First of all, this is lovely.
Secondly, I’d say the ONLY liberation here is just me realizing that I don’t have to promise my body to a man after we have sex. That’s literally the only thing I’m celebrating here.
The rest is not liberation, but pragmatism. LOL. I just do not expect to find a man who would love me. I don’t think any of my past partners did, except for the one I thought I would marry — I think he loved me in the beginning, but did not for most of our relationship. I’m tired of waiting for love and have no reason to believe that it will magically appear one day. Maybe, though— I’m not TOTALLY pessimistic. ;) But I just don’t care anymore. I just want to enjoy myself with another human being.
Trust would be ideal, but I will never expect that from a man. Every man I’ve been with has either cheated on me or hidden important information from me before sex (like he already has a girlfriend and is cheating on her with me, or whatever). So I know a future lover will be a risk — I can hope for the best, but I don’t expect to get honesty at this point.

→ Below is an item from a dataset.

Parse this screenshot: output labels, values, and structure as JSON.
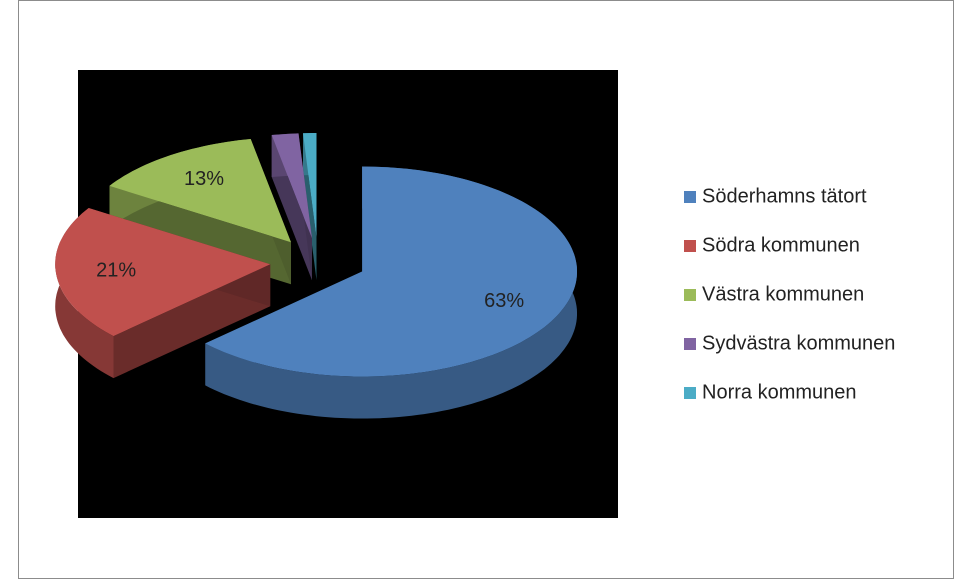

I will keep GIVING honesty because I believe in that, but it would take me a really long time to truly trust someone and again, I don’t want to wait around for that because even years later, they can shock you with all the things they’ve been doing behind your back. It just doesn’t seem practical to wait for honesty and trust, though I certainly HOPE for it.
I have been pondering the idea of trying out the way I operated in my mid-twenties, when I was just experimenting and jumping into situations with men I didn’t know well. There’s some appeal to that — I don’t have to invest trust or feelings in it and if they follow the typical M.O. that I’m used to, it won’t hurt as much.
But also…I don’t tend to find that very satisfying. Honestly, I want a connection. But… (and she goes on in her circular argument…)
Like I said, this is less about liberation and more about pragmatism. LOL. I like your way better, but I just don’t think it’s likely to shake out that way for me at this point in my life.